Although they all end with a. dex file, the file format is quite different:

ART Environment File Format: ELF Shared Object

 

Dalvik Environment File Format:

 

Iii. Source Code of ART

 

Source code: (https://android.googlesource.com/platform/art/+archive/kitkat-release.tar.gz)

From the source code file directory name, you can clearly understand the functions of related files in various folders. We are most concerned with three folders: compiler, dex2oat, and runtime:

Compiler: mainly responsible for the conversion of Dalvik bytecode to local code, compiled into libart-compiler.so

Dex2oat: converts DEX files to ELF files. Compiled as dex2oat

Runtime: Android ART runtime source code, compiled as libart. so

 

Iv. dex2oat optimization process

 

During application installation, installd uses dex2oat to optimize the Dalvik bytecode of the APK installation package classes. dex as the local machine code. The overall optimization is:

 

 

 

For more information about LLVM compiler, see:

Http://llvm.org/

Http://www.ibm.com/developerworks/cn/opensource/os-createcompilerllvm1/

Http://www.chinaicexpo.com/market/1104-llvm.html

 

V. OAT File Format

 

An OAT file is actually a private file format based on the ELF format.

 

ELF segment information of OAT:

 

ELF export information of OAT:

 

The OAT file loading process is as follows:

1. Read the oatdata symbolic address to obtain the Oat data startAddress.

2. Read the oatlastword symbolic address to obtain the OAT data endAddress.

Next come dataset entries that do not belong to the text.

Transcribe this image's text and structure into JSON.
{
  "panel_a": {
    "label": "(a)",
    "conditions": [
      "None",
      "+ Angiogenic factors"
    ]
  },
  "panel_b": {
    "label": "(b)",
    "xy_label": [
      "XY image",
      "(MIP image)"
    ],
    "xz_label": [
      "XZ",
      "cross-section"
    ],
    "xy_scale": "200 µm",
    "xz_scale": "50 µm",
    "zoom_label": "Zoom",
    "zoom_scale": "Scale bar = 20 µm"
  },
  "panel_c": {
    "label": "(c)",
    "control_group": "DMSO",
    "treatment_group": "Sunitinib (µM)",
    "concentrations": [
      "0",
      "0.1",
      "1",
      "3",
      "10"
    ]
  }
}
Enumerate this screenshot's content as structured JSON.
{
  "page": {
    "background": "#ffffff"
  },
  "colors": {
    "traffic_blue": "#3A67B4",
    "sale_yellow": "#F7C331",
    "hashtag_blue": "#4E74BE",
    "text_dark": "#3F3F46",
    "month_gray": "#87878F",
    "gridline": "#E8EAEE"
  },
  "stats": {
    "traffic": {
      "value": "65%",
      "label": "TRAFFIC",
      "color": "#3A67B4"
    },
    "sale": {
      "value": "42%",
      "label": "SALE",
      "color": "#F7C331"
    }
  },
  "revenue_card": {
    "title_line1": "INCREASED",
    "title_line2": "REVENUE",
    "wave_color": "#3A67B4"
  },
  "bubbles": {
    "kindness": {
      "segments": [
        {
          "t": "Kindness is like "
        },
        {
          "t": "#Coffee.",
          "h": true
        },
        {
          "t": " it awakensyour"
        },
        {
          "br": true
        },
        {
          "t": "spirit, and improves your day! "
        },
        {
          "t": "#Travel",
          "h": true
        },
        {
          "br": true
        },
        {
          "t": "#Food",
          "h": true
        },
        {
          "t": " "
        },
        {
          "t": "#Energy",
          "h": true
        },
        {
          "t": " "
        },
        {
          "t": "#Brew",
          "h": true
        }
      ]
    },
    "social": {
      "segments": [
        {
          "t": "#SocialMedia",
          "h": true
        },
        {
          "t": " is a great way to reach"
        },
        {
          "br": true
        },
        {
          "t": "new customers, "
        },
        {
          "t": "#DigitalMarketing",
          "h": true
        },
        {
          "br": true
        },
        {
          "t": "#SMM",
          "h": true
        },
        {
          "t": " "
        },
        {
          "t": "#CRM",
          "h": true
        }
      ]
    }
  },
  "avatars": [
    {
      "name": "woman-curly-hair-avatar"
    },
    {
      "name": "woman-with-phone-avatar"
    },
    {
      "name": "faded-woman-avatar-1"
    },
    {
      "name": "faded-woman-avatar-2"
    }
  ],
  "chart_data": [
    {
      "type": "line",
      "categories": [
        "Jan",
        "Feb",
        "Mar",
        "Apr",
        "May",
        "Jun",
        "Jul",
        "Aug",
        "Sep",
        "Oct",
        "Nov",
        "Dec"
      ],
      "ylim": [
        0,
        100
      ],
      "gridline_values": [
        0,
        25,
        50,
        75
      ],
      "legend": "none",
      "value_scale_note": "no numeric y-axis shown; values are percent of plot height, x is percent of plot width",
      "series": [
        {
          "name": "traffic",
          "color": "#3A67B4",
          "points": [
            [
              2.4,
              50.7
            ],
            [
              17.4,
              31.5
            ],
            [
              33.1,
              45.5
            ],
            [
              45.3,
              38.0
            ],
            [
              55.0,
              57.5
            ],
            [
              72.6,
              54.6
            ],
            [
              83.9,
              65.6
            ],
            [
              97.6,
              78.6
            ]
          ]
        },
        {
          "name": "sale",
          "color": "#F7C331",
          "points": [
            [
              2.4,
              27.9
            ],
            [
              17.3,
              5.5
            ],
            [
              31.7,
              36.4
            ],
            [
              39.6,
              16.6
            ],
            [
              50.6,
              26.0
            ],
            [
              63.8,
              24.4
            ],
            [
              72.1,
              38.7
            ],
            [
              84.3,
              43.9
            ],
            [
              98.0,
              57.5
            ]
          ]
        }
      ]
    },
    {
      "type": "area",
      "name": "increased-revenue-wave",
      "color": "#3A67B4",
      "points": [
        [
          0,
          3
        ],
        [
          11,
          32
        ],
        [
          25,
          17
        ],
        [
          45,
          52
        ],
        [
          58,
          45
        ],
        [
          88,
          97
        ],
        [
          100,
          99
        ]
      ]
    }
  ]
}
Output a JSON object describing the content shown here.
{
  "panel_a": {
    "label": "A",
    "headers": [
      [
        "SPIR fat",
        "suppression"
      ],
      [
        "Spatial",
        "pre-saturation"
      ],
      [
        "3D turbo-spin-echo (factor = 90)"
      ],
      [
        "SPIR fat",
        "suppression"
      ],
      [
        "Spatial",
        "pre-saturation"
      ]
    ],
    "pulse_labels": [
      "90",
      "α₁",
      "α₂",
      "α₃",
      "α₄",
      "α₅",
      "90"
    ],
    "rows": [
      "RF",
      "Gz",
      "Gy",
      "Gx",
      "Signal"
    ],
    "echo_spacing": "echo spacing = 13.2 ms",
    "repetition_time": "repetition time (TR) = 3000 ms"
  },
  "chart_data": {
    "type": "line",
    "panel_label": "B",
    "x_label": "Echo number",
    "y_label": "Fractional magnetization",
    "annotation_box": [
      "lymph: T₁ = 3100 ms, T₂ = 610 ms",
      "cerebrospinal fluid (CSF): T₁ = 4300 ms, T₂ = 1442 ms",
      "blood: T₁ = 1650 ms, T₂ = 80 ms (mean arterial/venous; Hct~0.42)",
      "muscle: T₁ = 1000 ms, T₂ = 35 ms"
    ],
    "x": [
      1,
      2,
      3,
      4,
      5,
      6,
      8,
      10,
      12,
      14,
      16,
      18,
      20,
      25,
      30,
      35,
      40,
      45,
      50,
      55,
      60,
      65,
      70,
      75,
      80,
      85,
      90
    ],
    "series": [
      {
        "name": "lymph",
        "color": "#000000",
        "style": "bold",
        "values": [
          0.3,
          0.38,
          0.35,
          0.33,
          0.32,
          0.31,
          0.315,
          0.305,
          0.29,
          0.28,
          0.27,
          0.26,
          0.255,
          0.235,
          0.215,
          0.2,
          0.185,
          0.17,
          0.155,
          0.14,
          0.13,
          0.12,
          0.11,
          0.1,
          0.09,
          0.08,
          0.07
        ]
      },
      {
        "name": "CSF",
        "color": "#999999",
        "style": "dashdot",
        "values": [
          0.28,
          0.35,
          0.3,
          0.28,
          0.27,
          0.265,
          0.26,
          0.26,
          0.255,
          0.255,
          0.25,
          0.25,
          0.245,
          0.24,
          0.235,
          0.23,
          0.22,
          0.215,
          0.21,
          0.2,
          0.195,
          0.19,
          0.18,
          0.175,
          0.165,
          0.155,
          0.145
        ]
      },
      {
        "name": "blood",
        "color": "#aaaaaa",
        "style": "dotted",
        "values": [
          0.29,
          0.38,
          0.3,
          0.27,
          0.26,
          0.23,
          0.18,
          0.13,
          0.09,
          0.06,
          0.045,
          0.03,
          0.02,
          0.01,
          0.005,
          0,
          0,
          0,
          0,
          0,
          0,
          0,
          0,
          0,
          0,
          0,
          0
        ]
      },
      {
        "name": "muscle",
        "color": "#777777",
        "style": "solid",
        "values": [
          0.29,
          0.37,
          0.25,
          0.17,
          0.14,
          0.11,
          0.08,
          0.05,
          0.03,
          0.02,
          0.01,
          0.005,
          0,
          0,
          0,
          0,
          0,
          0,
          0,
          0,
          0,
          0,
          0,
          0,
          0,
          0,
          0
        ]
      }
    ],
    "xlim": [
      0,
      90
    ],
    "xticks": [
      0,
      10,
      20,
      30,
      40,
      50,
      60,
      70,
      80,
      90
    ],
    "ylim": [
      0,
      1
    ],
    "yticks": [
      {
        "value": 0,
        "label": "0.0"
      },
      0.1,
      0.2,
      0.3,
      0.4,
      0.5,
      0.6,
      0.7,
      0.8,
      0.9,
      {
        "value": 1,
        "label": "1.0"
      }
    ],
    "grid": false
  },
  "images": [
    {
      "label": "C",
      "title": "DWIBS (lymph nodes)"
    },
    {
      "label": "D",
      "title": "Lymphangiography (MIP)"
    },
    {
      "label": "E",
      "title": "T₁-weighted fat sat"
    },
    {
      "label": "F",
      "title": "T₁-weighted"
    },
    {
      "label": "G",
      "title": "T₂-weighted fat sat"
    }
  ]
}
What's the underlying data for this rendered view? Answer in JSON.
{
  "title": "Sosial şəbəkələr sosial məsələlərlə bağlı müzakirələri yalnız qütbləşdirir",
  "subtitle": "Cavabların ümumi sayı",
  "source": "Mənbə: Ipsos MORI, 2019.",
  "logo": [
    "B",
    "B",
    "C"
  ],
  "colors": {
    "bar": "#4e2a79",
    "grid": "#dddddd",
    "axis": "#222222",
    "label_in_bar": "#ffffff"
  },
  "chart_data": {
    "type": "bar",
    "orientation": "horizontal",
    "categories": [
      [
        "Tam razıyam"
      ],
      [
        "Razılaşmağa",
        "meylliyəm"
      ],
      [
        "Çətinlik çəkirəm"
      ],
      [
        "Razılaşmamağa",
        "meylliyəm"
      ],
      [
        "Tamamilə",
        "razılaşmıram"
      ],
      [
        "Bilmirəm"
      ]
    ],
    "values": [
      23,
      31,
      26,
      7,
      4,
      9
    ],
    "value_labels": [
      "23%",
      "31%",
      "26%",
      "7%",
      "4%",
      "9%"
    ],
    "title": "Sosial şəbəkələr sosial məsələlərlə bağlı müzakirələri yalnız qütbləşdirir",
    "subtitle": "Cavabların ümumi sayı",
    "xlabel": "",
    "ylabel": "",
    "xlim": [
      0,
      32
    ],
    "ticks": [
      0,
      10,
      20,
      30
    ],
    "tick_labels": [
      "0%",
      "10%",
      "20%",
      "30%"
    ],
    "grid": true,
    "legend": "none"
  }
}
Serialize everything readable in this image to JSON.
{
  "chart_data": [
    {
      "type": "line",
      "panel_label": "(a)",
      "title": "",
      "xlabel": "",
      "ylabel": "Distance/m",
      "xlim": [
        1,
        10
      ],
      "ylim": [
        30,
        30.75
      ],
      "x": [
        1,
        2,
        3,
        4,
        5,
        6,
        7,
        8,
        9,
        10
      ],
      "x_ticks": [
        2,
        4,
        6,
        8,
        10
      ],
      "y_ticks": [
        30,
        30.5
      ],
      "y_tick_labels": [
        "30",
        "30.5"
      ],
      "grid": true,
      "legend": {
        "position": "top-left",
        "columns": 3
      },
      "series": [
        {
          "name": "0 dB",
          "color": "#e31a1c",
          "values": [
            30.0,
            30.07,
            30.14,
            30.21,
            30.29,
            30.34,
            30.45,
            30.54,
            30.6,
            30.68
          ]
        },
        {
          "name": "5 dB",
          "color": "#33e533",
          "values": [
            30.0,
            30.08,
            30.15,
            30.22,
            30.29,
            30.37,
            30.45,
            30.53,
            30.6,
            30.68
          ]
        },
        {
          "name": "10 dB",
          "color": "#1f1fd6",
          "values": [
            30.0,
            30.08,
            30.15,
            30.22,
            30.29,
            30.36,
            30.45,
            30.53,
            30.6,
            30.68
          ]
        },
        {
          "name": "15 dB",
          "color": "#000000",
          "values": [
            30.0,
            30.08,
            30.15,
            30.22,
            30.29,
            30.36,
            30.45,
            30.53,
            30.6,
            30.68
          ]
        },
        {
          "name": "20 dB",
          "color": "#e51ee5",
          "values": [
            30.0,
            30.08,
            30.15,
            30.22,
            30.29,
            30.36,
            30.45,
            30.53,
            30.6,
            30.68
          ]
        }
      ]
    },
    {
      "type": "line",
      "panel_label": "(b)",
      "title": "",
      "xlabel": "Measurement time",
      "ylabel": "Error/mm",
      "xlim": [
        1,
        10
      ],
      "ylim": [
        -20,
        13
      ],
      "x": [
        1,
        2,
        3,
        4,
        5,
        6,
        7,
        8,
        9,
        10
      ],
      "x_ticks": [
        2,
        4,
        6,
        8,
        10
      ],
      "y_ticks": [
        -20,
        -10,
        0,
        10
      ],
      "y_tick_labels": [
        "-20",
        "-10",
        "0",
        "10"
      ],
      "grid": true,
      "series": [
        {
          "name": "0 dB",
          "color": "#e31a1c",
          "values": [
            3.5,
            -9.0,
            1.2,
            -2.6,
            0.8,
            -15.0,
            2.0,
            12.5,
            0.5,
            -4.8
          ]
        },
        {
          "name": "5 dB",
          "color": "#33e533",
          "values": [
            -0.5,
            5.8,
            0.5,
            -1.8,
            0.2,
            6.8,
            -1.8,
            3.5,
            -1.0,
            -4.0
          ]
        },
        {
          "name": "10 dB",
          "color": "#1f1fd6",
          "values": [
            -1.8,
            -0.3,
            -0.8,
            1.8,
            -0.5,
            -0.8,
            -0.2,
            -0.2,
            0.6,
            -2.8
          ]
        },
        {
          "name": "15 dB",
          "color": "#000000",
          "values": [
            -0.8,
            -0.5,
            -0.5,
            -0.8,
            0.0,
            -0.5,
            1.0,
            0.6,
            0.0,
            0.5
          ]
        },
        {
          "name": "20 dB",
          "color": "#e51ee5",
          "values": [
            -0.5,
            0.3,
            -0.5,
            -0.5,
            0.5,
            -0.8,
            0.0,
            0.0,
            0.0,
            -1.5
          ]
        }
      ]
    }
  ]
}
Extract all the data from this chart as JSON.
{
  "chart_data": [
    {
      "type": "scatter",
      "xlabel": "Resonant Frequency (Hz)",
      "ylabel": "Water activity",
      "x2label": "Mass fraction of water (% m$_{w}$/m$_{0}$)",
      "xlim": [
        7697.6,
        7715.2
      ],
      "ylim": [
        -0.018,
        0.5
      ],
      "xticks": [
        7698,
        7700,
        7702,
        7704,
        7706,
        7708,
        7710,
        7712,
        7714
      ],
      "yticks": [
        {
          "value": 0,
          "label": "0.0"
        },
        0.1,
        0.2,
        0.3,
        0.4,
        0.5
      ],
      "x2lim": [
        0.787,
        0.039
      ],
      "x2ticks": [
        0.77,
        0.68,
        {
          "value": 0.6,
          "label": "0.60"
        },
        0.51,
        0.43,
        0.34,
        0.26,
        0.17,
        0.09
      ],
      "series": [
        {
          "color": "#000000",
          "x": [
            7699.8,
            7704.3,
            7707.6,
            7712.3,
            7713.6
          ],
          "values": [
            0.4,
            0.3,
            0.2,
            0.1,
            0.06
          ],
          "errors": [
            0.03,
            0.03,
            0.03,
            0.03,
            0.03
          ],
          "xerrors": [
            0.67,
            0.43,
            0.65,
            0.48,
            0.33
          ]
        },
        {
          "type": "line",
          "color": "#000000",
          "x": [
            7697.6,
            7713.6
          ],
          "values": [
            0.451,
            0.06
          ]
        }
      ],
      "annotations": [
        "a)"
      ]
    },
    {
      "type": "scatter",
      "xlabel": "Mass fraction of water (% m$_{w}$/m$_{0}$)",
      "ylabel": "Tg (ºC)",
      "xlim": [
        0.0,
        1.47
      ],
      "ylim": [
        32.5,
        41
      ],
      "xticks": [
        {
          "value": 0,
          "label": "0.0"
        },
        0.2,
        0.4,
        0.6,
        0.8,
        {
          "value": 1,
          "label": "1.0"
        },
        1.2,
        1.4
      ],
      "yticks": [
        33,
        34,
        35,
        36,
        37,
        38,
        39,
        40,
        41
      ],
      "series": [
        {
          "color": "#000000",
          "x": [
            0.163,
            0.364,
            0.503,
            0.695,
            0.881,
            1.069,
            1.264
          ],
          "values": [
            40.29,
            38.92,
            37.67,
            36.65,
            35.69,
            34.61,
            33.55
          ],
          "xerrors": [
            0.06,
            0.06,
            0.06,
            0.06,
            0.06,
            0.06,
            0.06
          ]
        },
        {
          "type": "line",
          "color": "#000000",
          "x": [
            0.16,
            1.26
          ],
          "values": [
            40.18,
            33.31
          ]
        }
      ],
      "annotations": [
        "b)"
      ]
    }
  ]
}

3. Locate Oat data through startAddress and endAddress.

4. parse Oat data. Build a method to locate the required data structure.

Then you can call the code to load the OAT file.

 

There is no big difference between the entire method Locating Process and the Dalvik runtime environment. Readers can learn how to locate a method of a class through (http://blog.csdn.net/androidsecurity/article/details/8664778.

You can simply think that the difference between ART and Dalvik is that the method that Dalvik locates is the Davlik bytecode, but the method that ART locates is the local code. Only the content of the method code has changed, but the process of locating the method is basically the same.

 

We split the OAT file data segment with key address points:

ELF header:

OAT data content starts: (Note the position 0x10BB and DexHeader starts)

Executable local code:

OAT data end location:

 

You can view the source code for the specific OAT file format.